Recent breakthroughs and three decades of progress in treating Huntington’s disease
The past 10 years have seen landmark moments for several neurodegenerative conditions. From the 2023 approvals of disease-modifying therapies for Alzheimer’s and a subtype of amyotrophic lateral sclerosis (ALS) to uniQure’s data in September showing that its gene therapy slowed progression in Huntington’s by 75%, the sector has seemingly begun to break through in these intractable diseases.
Families with Huntington’s need this to be true more than most. The devastating neurodegenerative disease is caused by a CAG repeat in the first exon of the huntingtin (HTT) gene. While this gene was first discovered in 1993, the ensuing 32 years have seen a trickle of incremental progress, with only symptomatic treatments emerging as candidates by Roche, Wave Life Sciences, Sage Therapeutics and more failed to effectively conquer the disease itself.
September’s readout by uniQure sparked new hope for the approximately 41,000 Americans living with Huntington’s—and over 200,000 more who carry the genetic mutation. While uniQure was full speed ahead with plans to submit a biologics license application early next year, the FDA has seemingly reversed position on the therapy. Feedback from a pre-BLA meeting revealed by the company in December indicated the agency “no longer agrees” that data from its Phase I/II trials would be “adequate to provide the primary evidence in support of a BLA submission.”

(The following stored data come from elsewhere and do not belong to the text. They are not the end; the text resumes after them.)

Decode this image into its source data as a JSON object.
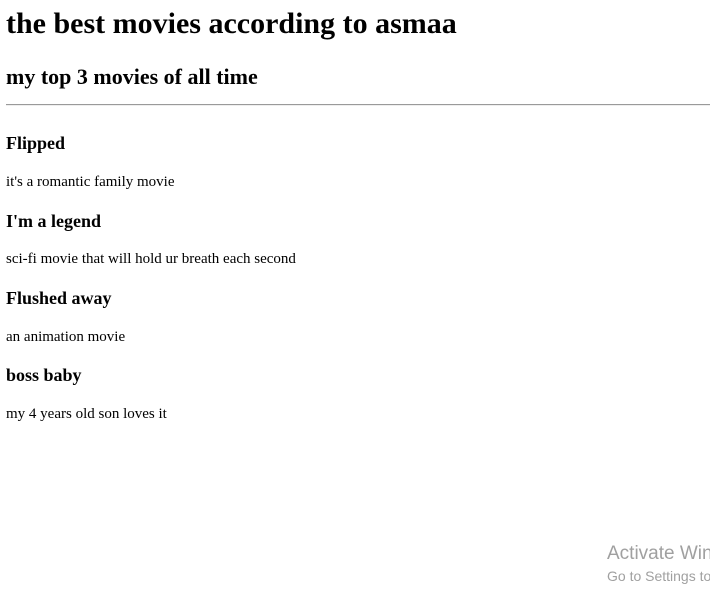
{
  "heading": "the best movies according to asmaa",
  "subheading": "my top 3 movies of all time",
  "movies": [
    {
      "title": "Flipped",
      "description": "it's a romantic family movie"
    },
    {
      "title": "I'm a legend",
      "description": "sci-fi movie that will hold ur breath each second"
    },
    {
      "title": "Flushed away",
      "description": "an animation movie"
    },
    {
      "title": "boss baby",
      "description": "my 4 years old son loves it"
    }
  ],
  "watermark": {
    "title": "Activate Windows",
    "subtitle": "Go to Settings to activate Windows."
  }
}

However, the Dutch biotech is hardly alone in a Huntington’s market that is projected to reach nearly $1.9 billion by 2030.
Resilient Pipeline
After Roche and Ionis stopped a Phase III trial in 2021 for their antisense oligonucleotide (ASO) tominersen, Roche revitalized the asset based on a post-hoc analysis showing that low-exposure of the drug may benefit younger adult patients with lower disease burden. Tominersen is now being investigated in a Phase II clinical trial for patients with prodromal and early manifest Huntington’s. That trial is expected to be completed in spring 2027.
2021 was also a bad year for Wave, which shelved two ASO therapies a week after Roche’s unfortunate news. But Wave is back too, with a next-generation ASO called WVE-003 that the company plans to take into a Phase II/III trial this quarter. The Cambridge, Mass.–based biotech has also aligned with the FDA on a path to accelerated approval, using the slowing of caudate atrophy—which has been strongly linked to a reduction in mutant huntingtin protein—as a clinical surrogate endpoint.